Friday, August 26, 2005

Structure of the Left

Both John and Glenn Reynolds are linking to some strategerizing about Cindy Sheehan:
It's as if Rove has set the Democrats up with a Kobayashi Maru. If a major Dem goes to Cindy's side, they're doomed as a national candidate. No one in Tennessee or Indiana is going to support someone who agrees with the policy that Afghanistan was a mistake. But if they don't, as Kaus points out, they'll never get nominated by the emboldened left-wing base.
Maybe. But doesn't this same analysis apply to the primaries in 2004? Howard Dean was the favorite of the far left and he didn't really get anywhere. Instead old reliable Lurch received the nomination.

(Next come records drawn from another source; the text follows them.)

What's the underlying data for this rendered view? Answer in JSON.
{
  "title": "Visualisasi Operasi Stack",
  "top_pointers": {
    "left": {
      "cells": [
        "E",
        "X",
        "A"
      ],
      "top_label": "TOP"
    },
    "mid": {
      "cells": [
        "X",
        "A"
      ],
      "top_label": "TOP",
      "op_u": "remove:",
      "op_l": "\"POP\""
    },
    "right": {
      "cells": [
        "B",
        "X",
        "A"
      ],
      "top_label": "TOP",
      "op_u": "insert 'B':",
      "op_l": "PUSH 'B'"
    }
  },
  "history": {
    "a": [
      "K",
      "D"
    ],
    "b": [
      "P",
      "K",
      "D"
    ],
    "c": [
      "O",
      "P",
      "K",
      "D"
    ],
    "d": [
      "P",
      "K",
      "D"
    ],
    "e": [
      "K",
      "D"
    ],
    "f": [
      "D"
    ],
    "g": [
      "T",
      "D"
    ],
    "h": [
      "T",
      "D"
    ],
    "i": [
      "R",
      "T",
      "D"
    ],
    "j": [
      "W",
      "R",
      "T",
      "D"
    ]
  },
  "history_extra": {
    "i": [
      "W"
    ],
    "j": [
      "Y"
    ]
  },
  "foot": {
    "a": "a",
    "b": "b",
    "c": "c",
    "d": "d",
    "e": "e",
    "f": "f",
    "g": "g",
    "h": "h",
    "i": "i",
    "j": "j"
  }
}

There are two reasons why this might be the case:
  1. It is quite possible that the Democratic base is actually made up of people significantly further to the right than the loonies on Democratic Underground or DailyKos. Were those people the true democratic base, would they have to pander so them so heavily in 2000 and 2004 to keep them from going Green?
  2. As with the the 2004 presidential race, many Democrats may be much more interested in getting someone elected than who that person might be. Many primary voters went for Kerry because they thought his military record might make him more electable. Kerry ran on vaguely pro-war platform, not Dean's "get us the hell out" platform.
If either of these are true, then Cindy might not be the deathtrap democratic insiders are taking her for.